A century after a young Yorkshireman named Henry Moore enrolled at the Leeds College of Art in 1919, the northern English region is to have its first triennial dedicated to sculpture. The Yorkshire Sculpture International, which is expected to launch in summer 2019, is the brainchild of the four institutions that make up the Yorkshire Sculpture Triangle: the Leeds Art Gallery and the Henry Moore Institute next door, the Hepworth Wakefield and Yorkshire Sculpture Park.
The Henry Moore Foundation recently won a crucial £750,000 grant from Arts Council England’s Ambition for Excellence fund that will support the triennial’s inaugural edition. “We were hanging on until we had news from the Arts Council,” says the foundation’s director Godfrey Worsdale. “Now that positive news has come in, we need to begin to appoint people who can help us deliver the project and drive it forward.”
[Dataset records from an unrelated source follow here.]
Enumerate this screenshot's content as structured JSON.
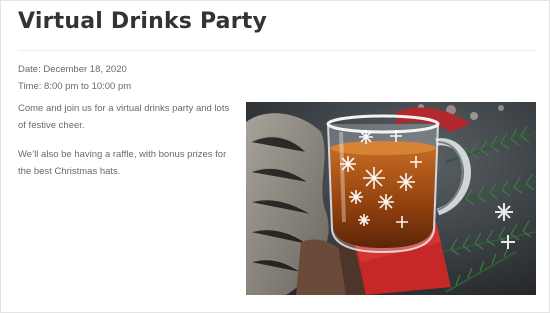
{
  "event": {
    "title": "Virtual Drinks Party",
    "date": "Date: December 18, 2020",
    "time": "Time: 8:00 pm to 10:00 pm",
    "paragraphs": [
      "Come and join us for a virtual drinks party and lots of festive cheer.",
      "We’ll also be having a raffle, with bonus prizes for the best Christmas hats."
    ]
  },
  "image": {
    "subject": "glass-mug-of-tea-with-snowflakes",
    "colors": {
      "background": "#3a3f44",
      "tea": "#a0521a",
      "napkin": "#c62828",
      "scarf": "#8a8680",
      "fir": "#2f5a34"
    }
  }
}
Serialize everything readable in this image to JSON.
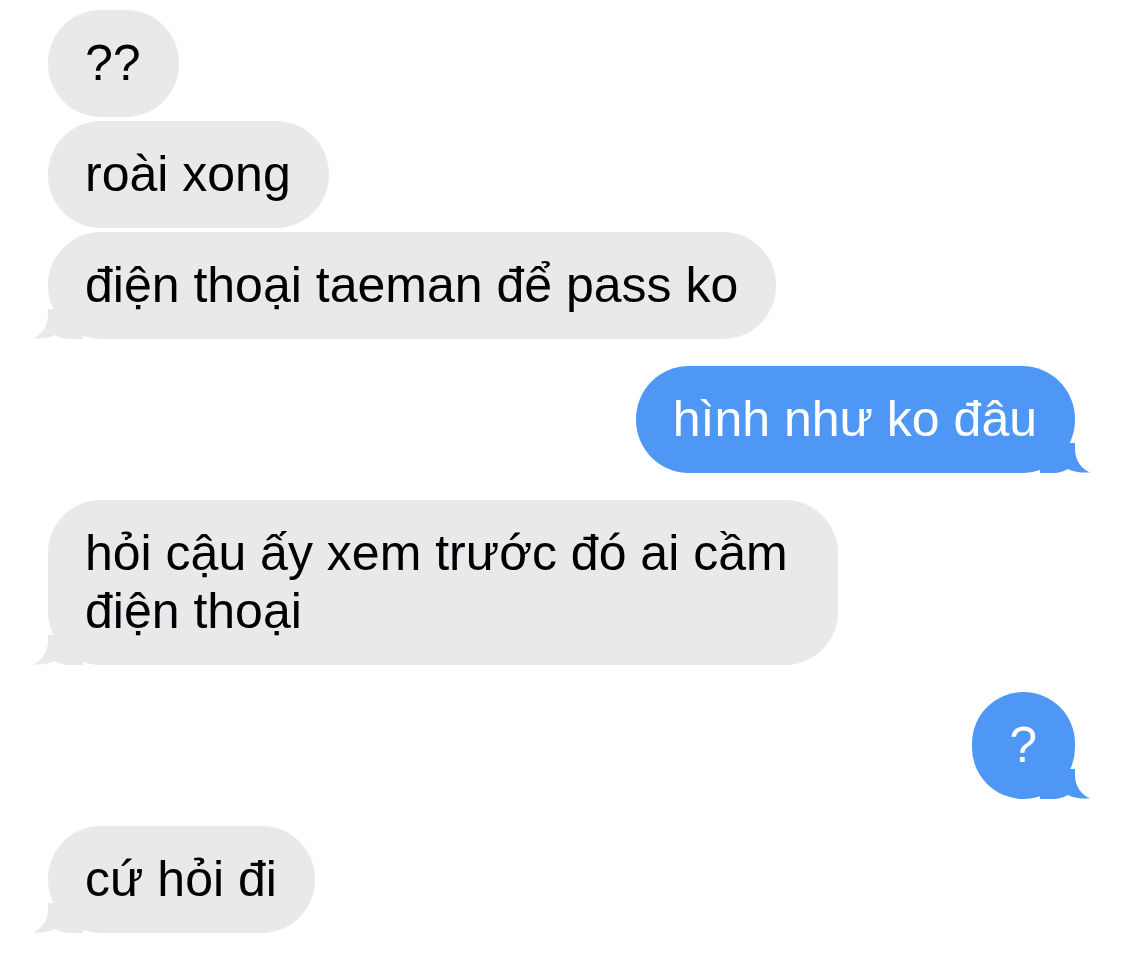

The idea for a major international exhibition is “rooted in [Yorkshire’s] unique past”, Worsdale says. The region is not only the birthplace of two titans of Modern British sculpture, Moore and Barbara Hepworth, but the natural and industrial environment that inspired their work. This legacy has also shaped the sculpture-centred mission of the four partner institutions. When Worsdale joined the Henry Moore Foundation in 2015, “there was just the right enthusiasm and expertise within [the] group to make an important international statement in the field of sculpture”, he says.
With works spread across the participating venues as well as new outdoor commissions, the triennial will be led by a curatorial “provocateur” who has yet to be announced. “Our hope is that very quickly a fringe will develop,” Worsdale adds. “There is a solid basis of artist-led activity in that part of the country, so it’s very important as this initiative grows that people feel able to contribute to it.”
Just as performances and digital art fill this year’s Sculpture Projects Münster (until 1 October), Worsdale says the new triennial will aim to reflect the “very broad church” that is contemporary sculpture. “It is an expanded field, it isn’t exclusively object-based any more, and I think, like all good art projects, we really need to be taking our lead from artists.”